In a perfect world, a single bureaucracy would examine the multiple injustices that low-wage workers are subject to on a daily basis. However, our labor standards enforcement system is sprawling and messy, much like our work lives. Federal and state bureaucracies seldom coordinate with one another, and it is often left up to the claimant and his or her legal advocate to decide which route to take and where to invest limited energies in this web of enforcement.
Access to legal counsel is often an optional part of the claims process, but can be crucial for those workers with limited education and English proficiency, or who are simply unfamiliar with how the bureaucracy works. Access to pro bono or “low bono” legal counsel is limited, and unlike in the criminal arena, civil law generally provides no right to counsel. Workers’ rights clinics and other worker centers across the country are doing amazing work, with very limited resources and capacity. Private attorneys often have little to gain from a typical wage and hour claim and are unlikely to take one on.
While wage theft by all accounts creates unfair business competition and ignores the true costs of “high road” employment, it is actually quite common. That is why as we create new laws to increase rights for workers, we should invest in mechanisms to make them a reality. This includes local ordinances that would revoke the business license of employers who refuse to pay, and institute criminal penalties to noncompliant employers.
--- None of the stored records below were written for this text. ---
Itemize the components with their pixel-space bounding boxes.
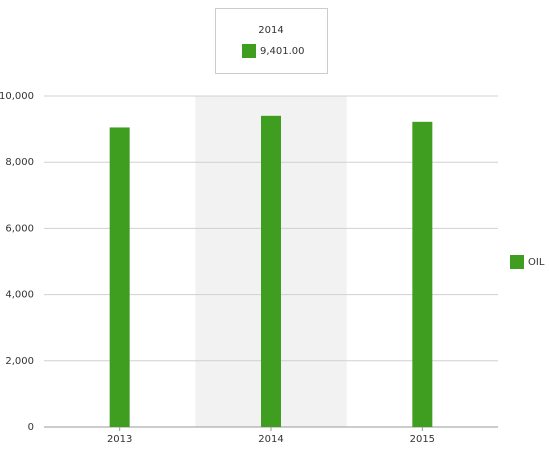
- y-tick-label: 6,000: [5, 223, 34, 234]
- x-tick-label: 2015: [410, 434, 435, 445]
- y-tick-label: 10,000: [0, 91, 34, 102]
- tooltip-box: [215, 8, 328, 74]
- tooltip-title: 2014: [258, 25, 283, 36]
- x-tick-label: 2014: [258, 434, 283, 445]
- legend-label: OIL: [528, 257, 545, 268]
- bar: [109, 127, 130, 427]
- bar: [412, 121, 433, 428]
- tooltip-value: 9,401.00: [260, 46, 305, 57]
- bar: [261, 115, 281, 427]
- legend-swatch: [510, 255, 524, 269]
- y-tick-label: 8,000: [5, 157, 34, 168]
- tooltip-swatch: [242, 44, 256, 58]
- y-tick-label: 4,000: [5, 290, 34, 301]
- x-tick-label: 2013: [107, 434, 132, 445]
- y-tick-label: 2,000: [5, 356, 34, 367]
- y-tick-label: 0: [28, 422, 34, 433]
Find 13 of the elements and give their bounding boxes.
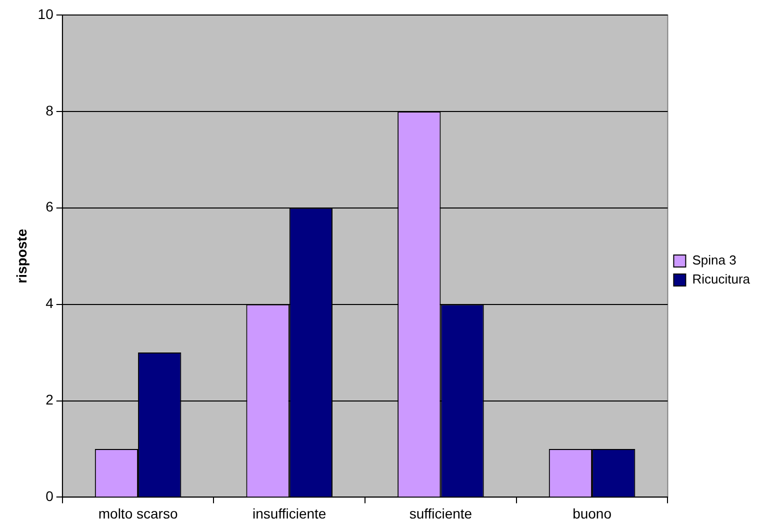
legend-label: Ricucitura [692,272,751,287]
legend-label: Spina 3 [692,252,736,268]
y-tick-label: 4 [46,295,54,312]
y-tick-label: 0 [46,488,54,504]
y-tick-label: 10 [38,6,54,22]
y-tick-label: 8 [46,102,54,118]
y-tick-label: 6 [46,198,54,215]
x-tick-label: buono [572,505,612,522]
x-tick-label: insufficiente [252,505,326,522]
y-axis-title: risposte [13,228,30,284]
x-tick-label: molto scarso [98,505,178,522]
y-tick-label: 2 [46,392,54,408]
x-tick-label: sufficiente [409,505,472,522]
It also means pouring resources into building worker power and addressing global inequality. This includes investing in worker advocacy and fully functional enforcement agencies. We must also consider how to empower workers, both through traditional labor unions and new forms of alt-labor, to fight for dignity and justice. Let’s also refuse to turn a blind eye to the many predatory systems that disadvantage low-wage workers and that define what Columbia University sociologist Saskia Sassen describes as the “brutal logic of contemporary capitalism.”
Wage theft is a symptom of the imbalance of power between workers and employers who often operate with impunity. It is also, however, a reflection of the race to the bottom in an era where on-demand labor can be outsourced. As we tinker with laws that bring us to the outer edge of a meager living wage, let us consider what it will take to get there and beyond.